Ouvir sem olhar, contemplar em silêncio. Desse modo, focam-se os sentidos como 
instrumentos de uma mesma orquestra ou enquanto solistas de uma mesma composição. A 
arte de criar obras audiovisuais nas quais os sentidos da visão e da audição — audiovisão 
— sejam projetados por técnicas elaboradas é recurso essencial para as modernas 
produções das mídias de tela; dimensão tecnológica audiovisual que se iniciou com o 
cinema sonoro há cerca de oitenta anos. Essa moderna dimensão tecnológica é, por sua 
vez, fruto dos experimentos em música e artes cênicas de épocas anteriores43. 
 
O desenvolvimento das artes e os avanços da tecnologia propiciaram novos 
conceitos estéticos, poéticos, sensoriais, técnico-sintéticos de manipulação análoga 
artesanal e de digitalização para leitura do computador. “Quanto mais as artes se 
desenvolvem tanto mais dependem uma das outras” (FOSTER, 1927 apud EISENSTEIN, 
1936, p. 2002). No livro O sentido do filme, no terceiro capítulo, Sergei Eisenstein (2002) 
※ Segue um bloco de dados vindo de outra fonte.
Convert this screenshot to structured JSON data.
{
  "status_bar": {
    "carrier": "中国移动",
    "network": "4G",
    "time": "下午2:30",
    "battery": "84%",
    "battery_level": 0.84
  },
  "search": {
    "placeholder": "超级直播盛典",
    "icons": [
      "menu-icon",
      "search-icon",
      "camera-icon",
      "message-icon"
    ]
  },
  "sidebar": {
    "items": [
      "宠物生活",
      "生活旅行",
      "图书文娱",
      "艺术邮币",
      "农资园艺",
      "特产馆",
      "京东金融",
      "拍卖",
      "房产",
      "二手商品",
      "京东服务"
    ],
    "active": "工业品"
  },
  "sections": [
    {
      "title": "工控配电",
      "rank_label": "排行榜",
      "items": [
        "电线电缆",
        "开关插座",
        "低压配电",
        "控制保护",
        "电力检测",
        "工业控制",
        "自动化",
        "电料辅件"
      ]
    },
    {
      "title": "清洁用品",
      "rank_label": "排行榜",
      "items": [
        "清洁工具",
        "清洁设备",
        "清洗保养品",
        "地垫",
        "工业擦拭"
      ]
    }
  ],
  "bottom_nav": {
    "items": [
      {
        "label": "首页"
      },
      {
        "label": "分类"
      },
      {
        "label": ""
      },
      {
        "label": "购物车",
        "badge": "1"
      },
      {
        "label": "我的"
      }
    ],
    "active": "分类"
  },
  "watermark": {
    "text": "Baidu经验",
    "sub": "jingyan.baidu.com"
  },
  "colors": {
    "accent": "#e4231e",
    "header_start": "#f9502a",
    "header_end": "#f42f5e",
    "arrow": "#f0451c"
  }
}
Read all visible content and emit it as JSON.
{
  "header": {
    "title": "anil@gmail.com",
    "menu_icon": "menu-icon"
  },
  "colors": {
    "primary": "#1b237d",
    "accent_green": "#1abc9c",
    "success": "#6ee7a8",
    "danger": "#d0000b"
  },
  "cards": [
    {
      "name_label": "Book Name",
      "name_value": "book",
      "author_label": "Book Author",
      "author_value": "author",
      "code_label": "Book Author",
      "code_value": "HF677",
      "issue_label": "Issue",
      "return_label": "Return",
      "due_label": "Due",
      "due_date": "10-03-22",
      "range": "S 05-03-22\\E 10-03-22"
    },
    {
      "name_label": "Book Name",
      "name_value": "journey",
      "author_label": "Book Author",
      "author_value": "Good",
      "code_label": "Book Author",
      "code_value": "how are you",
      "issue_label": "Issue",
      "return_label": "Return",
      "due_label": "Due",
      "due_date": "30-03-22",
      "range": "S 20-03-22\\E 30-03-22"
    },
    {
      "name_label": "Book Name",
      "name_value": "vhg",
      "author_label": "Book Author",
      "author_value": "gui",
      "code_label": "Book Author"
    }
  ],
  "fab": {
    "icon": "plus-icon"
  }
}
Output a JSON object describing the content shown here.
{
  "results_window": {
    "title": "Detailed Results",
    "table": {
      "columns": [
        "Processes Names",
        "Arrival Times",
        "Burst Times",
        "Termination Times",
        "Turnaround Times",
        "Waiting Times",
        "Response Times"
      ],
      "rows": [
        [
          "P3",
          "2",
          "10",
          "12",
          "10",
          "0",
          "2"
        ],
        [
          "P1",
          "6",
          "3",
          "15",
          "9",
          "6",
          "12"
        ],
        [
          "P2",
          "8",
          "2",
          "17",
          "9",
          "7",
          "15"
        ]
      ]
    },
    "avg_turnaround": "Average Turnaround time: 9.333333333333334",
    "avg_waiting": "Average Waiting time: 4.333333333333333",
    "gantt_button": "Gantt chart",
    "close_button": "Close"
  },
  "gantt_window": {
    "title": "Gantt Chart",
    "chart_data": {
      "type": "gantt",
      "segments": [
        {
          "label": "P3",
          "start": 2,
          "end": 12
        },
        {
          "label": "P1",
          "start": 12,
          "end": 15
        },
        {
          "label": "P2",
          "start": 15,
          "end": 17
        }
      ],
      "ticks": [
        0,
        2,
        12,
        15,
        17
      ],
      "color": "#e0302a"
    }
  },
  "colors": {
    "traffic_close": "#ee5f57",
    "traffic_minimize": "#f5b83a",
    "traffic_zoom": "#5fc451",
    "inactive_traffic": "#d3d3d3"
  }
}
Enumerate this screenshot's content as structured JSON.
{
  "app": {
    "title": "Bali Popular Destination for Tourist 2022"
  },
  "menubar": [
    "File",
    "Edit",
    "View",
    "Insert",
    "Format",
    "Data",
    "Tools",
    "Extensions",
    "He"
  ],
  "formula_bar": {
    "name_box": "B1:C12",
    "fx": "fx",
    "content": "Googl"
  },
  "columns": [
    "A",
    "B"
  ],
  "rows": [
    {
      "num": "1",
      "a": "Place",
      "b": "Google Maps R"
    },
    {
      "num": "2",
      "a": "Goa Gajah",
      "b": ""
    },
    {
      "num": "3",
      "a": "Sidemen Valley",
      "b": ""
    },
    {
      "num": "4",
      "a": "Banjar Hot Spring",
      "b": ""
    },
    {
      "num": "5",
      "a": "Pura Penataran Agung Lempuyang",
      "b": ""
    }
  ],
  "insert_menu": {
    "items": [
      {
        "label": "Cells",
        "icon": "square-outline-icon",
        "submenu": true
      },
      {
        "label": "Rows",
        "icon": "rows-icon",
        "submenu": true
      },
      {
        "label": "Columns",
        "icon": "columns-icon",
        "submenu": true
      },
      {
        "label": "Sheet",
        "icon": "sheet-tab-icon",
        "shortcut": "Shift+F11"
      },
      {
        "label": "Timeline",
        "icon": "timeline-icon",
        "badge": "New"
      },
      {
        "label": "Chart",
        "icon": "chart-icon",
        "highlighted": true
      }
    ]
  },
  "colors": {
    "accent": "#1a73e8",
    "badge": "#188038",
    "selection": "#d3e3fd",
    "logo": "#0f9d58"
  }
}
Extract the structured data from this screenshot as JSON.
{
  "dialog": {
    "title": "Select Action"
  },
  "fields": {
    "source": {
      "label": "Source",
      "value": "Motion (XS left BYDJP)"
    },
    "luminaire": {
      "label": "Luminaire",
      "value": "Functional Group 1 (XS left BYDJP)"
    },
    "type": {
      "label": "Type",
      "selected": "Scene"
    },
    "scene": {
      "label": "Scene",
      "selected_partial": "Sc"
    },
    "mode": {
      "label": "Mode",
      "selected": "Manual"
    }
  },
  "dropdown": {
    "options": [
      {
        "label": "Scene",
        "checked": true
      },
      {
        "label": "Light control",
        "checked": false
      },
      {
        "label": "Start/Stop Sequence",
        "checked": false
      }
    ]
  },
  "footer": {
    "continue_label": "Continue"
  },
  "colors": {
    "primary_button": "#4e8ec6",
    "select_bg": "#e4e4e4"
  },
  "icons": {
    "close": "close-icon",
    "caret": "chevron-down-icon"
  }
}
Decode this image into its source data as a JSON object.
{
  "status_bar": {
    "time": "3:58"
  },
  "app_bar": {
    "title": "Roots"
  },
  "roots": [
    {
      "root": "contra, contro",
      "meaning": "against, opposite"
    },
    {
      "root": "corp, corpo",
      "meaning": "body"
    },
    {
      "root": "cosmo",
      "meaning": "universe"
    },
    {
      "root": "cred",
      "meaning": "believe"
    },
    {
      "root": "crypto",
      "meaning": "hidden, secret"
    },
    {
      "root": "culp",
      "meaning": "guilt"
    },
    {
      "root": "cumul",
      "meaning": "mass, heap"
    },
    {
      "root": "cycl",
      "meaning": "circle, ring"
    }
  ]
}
traz de volta o diálogo dos processos de hibridação nas artes. Os conceitos elaborados por 
Eisenstein em sua teoria do cinema mostram acurada percepção em relação aos meios 
usados para compor uma obra cinematográfica. Ele se propõe a examinar as novas tarefas, 
métodos e dificuldades propostas pelo cinema sonoro. E, nessas intensas reflexões, 
Eisenstein propõe questionamentos que, por definirem a essência da montagem 
cinematográfica e apesar de todas as inovações tecnológicas, continuam atuais. 
 
A tecnologia transforma os procedimentos de produção e aporta novos resultados à 
elaboração das linguagens. Por meio da digitalização de imagens, som e texto, a qualidade 
das gravações e das reproduções é sensivelmente transformada. Mas, o que a tecnologia 
mal pode resolver é a medição das irregularidades dos sentidos e da filigrana dos pesos e 
das decisões pessoais, na interpretação e composição de uma obra de arte. A interpretação 
humana, mais complexa que o próprio ser humano desconfie, resulta de sofisticados 
cálculos sensoriais que se nutrem da ousadia criativa do artista. “Não deve haver limites 
arbitrários à variedade dos meios expressivos que podem ser usados pelo cineasta” 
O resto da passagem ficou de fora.